Many of these take the form of well-rehearsed identities (e.g. spiritual identities, cynical attitudes, attack of coach or method, sudden shift of priorities) that are designed to ‘protect’ the coachee from the suspected pain of re-owning deeper lying disassociated parts (shadows). These defence mechanisms can easily sabotage the transformative process. In many cases, the coachee is not aware of these phenomena, but rather strongly identified with them. Kegan and Lahey (2009) define this as “Immunity to Change”, a "hidden commitment", with an underlying root cause, that competes and conflicts with a stated commitment to change. It is these hidden commitments that cause people to not change and to fail to realise their best intentions. It takes experience to spot such phenomena and to defuse or utilize any deviating construct arising in the space appropriately, in real time.
In the previous paper I listed the various stages of a typical transformative process. Now I add to that the typical resistance patterns that often correlate to the stations on the track. Fortunately, these patterns tend to have a recognizable sequence.

An experienced coach can identify them and knows how far or deep a group or an individual is on their way through the process and what is still ahead of them relative to their goal. The good news is that there are plenty of extremely good tools available.

Tool boxes

Based on more than a decade of practical experience with coaching transformational change processes in adult development, combined with the application of integral theory on facilitating change in personal to global strategic projects, I have started to map out recognizable patterns that show up consistently as indicators of specific stages of the transformation process in individuals and groups. Resistance patterns or pathologies can of course vary in flavour and form depending on the kosmic address or altitude of the group or person in the process. If level-specific mechanisms show up, they are best addressed with tools and approaches that correspond well with that specific developmental level. Escape patterns and pathologies in different states of consciousness are harder to recognize and require, as always the full experience and presence of the coach.

These diagrams are intended to provide hands-on practical information that is hopefully useful to practitioners dealing with transformational change. I have listed a number of tools and methods that have proven appropriate and extremely useful in coaching people back on track in their movement through transformational processes.

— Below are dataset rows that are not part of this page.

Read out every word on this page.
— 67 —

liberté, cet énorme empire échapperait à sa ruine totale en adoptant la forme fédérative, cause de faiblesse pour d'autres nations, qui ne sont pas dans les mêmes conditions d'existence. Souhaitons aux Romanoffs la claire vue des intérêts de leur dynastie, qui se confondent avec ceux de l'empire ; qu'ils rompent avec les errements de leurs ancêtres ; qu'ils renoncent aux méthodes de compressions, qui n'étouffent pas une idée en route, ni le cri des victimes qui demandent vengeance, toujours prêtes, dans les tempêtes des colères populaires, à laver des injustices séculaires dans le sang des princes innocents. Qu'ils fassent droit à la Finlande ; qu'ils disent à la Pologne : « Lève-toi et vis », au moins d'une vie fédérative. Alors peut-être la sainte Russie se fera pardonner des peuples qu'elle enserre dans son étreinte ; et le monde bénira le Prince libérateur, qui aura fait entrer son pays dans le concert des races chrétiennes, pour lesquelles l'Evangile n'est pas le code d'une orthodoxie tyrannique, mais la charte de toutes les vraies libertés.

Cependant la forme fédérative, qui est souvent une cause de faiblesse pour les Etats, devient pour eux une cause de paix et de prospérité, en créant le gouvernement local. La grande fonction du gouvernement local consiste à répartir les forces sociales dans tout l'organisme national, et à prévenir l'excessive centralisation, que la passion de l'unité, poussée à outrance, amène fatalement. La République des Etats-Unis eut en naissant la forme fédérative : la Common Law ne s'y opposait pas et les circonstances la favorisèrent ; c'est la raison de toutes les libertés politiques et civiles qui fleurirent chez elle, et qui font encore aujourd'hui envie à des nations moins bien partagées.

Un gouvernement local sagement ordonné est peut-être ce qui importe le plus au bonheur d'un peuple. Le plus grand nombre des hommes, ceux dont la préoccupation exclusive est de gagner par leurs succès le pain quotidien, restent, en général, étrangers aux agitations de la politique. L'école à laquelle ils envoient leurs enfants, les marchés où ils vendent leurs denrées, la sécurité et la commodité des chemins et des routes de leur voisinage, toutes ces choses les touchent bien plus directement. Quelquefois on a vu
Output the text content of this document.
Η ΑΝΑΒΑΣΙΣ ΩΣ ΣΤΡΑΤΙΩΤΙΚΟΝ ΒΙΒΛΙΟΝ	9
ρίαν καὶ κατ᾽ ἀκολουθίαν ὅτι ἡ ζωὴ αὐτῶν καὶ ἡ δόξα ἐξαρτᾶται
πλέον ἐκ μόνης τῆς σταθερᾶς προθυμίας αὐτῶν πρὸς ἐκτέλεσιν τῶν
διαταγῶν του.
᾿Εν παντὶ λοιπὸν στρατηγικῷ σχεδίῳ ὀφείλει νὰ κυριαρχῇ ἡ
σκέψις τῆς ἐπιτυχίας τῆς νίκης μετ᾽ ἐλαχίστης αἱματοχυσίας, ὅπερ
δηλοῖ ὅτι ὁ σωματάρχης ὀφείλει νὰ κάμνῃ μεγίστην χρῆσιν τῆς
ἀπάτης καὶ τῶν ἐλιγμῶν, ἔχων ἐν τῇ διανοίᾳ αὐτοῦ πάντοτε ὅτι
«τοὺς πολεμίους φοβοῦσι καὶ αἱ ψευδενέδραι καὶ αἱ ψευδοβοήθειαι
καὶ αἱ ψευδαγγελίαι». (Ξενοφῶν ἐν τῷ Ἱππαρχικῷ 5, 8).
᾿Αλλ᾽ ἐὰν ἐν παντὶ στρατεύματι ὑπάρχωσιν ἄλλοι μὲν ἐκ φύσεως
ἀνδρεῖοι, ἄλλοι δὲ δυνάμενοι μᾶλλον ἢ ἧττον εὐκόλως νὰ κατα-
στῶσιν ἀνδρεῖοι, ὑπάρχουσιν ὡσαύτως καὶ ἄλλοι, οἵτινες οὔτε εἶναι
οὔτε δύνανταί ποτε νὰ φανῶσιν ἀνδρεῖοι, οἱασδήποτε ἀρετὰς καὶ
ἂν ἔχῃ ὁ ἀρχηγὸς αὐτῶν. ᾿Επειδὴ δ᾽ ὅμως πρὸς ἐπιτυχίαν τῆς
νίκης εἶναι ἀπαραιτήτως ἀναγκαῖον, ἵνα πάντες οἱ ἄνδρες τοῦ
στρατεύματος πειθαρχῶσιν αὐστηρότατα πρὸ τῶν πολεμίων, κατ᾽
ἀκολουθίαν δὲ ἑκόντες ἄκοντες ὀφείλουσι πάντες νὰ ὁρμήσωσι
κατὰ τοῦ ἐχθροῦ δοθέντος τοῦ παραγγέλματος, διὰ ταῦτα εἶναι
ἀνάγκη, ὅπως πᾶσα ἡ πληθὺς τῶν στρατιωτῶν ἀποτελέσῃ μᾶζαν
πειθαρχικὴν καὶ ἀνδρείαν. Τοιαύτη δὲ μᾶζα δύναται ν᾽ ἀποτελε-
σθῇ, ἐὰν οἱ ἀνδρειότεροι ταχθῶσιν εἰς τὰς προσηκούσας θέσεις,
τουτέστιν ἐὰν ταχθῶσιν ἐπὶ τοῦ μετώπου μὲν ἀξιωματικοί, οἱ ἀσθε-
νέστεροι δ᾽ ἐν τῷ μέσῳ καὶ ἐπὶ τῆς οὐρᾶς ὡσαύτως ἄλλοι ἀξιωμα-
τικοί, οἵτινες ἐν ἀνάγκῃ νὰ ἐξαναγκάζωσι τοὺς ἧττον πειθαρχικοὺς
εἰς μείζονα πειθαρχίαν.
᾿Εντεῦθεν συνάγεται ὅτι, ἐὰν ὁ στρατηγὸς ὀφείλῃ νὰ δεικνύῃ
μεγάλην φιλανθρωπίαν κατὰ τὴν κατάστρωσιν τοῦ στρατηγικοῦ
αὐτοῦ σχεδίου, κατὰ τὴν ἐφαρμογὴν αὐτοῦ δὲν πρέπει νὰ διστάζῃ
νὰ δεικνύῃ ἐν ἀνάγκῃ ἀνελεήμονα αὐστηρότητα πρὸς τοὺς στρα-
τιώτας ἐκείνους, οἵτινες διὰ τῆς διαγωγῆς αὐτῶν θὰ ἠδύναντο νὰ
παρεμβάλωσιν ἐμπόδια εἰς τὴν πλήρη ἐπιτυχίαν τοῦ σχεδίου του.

Resistances are treasure indicators

In transformation work we encounter a lot of fear and collective shadow around resistance and blocks, not just in the coachees, but also with some coaches and trainers. These tensions can and should be harvested. It requires some cleaning up and practice, like mental aikido training, to recognize obstructing, attacking or resisting forces as forces to work with and as pointers and key indicators to the most important acupuncture points for change, much like a treasure map. Furthermore, if the transformational process is designed to prototype new ideas, listening to the information sitting on resistances and fears can actually provide the breakthrough that is called for. Then, working with resistances can even be like a fun ride in a roller coaster or like a ride on a sail boat using the resistance to propel you in the direction of your conscious choice.